For those outside the top 100, it can be tough to balance the books

Kannagara was one of the last mourners at the funeral, sitting and watching as sparks emanated from the white cloth tower in the square, specially erected for Fonseka’s cremation, according to Buddhist rituals.She told Al Jazeera that Fonseka had acted as a “bridge” across various eras of cinema, from black-and-white to digital, and had remained a star not only for her mother’s generation, but also for her own.

For those outside the top 100, it can be tough to balance the books

Fonseka was a five-time Best Actress winner at Sri Lanka’s Presidential Film Awards. Her most recent win was in 2006 for her role in Ammawarune. She also won international accolades at the Moscow International Film Festival and the New Delhi Film Festival.

She became Sri Lanka’s first female television drama director in the 1980s, a time when women’s participation behind the camera was unusual. Fonseka also had a short-lived foray into politics, serving as a member of Sri Lanka’s parliament from 2010 to 2015 under former President Mahinda Rajapaksa.What they need is true humanitarian aid – aid that provides not just calories, but a chance at a future.

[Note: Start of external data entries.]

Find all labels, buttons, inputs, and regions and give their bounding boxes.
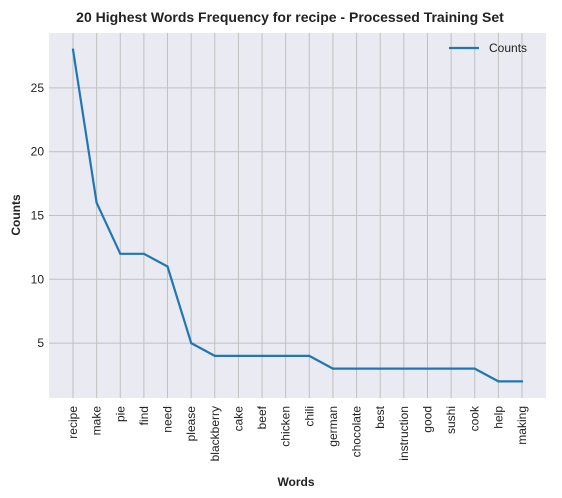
x-tick-label: chili: [302, 406, 316, 427]
x-tick-label: chocolate: [350, 406, 364, 458]
x-axis-label: Words: [277, 475, 314, 489]
data-point: [71, 48, 75, 51]
y-tick-label: 15: [31, 209, 45, 223]
x-tick-label: blackberry: [208, 406, 222, 461]
y-axis-label: Counts: [9, 194, 23, 236]
x-tick-label: pie: [113, 406, 127, 422]
x-tick-label: sushi: [444, 406, 458, 434]
x-tick-label: cake: [231, 406, 245, 432]
x-tick-label: good: [420, 406, 434, 433]
legend-label: Counts: [489, 41, 527, 55]
data-point: [95, 201, 98, 204]
data-point: [497, 380, 500, 383]
data-point: [450, 367, 453, 370]
data-point: [331, 367, 335, 370]
chart-title: 20 Highest Words Frequency for recipe - …: [76, 9, 504, 25]
data-point: [308, 354, 311, 357]
data-point: [119, 252, 122, 255]
data-point: [166, 265, 169, 268]
data-point: [142, 252, 145, 255]
y-tick-label: 10: [31, 272, 45, 286]
x-tick-label: beef: [255, 405, 269, 429]
data-point: [355, 367, 358, 370]
y-tick-label: 5: [37, 336, 44, 350]
series-line: [71, 48, 524, 383]
x-tick-label: cook: [468, 405, 482, 431]
x-tick-label: please: [184, 406, 198, 442]
series-layer: [71, 48, 524, 383]
x-tick-label: making: [515, 406, 529, 445]
data-point: [426, 367, 429, 370]
data-point: [473, 367, 476, 370]
y-tick-label: 25: [31, 81, 45, 95]
x-tick-label: recipe: [66, 406, 80, 439]
data-point: [284, 354, 287, 357]
grid-lines: [49, 33, 546, 398]
x-axis-ticks: recipe make pie find need please blackberry cak…: [66, 405, 529, 461]
data-point: [260, 354, 264, 357]
data-point: [190, 342, 193, 345]
data-point: [213, 354, 216, 357]
data-point: [379, 367, 382, 370]
data-point: [402, 367, 405, 370]
x-tick-label: make: [90, 406, 104, 436]
legend: Counts: [449, 41, 527, 55]
x-tick-label: help: [491, 406, 505, 429]
data-point: [237, 354, 240, 357]
x-tick-label: chicken: [279, 406, 293, 447]
y-axis-ticks: 5 10 15 20 25: [31, 81, 45, 350]
data-point: [520, 380, 524, 383]
x-tick-label: best: [373, 405, 387, 428]
x-tick-label: instruction: [397, 406, 411, 461]
x-tick-label: need: [161, 406, 175, 433]
y-tick-label: 20: [31, 145, 45, 159]
x-tick-label: german: [326, 406, 340, 447]
x-tick-label: find: [137, 406, 151, 425]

True humanitarian aid would dismantle the siege, not manage its consequences. It would prosecute war criminals, not feed their victims with just enough to die slowly. It would restore Palestinian land, not try to compensate for its theft with boxes of processed food handed out in cages.Until the international community understands this simple truth, Israel and its allies will continue to dress instruments of domination as relief. And we will continue to witness tragic scenes like the one in Rafah yesterday, for years to come.

What happened in Rafah was not a failure of aid. It was the success of a system designed to dehumanise, control, and erase. Palestinians do not need more bandages from the same hands that wield the knife. They need justice. They need freedom. They need the world to stop mistaking the machinery of oppression for humanitarian relief – and start seeing Palestinian liberation as the only path to dignity, peace, and life.The views expressed in this article are the author’s own and do not necessarily reflect Al Jazeera’s editorial stance.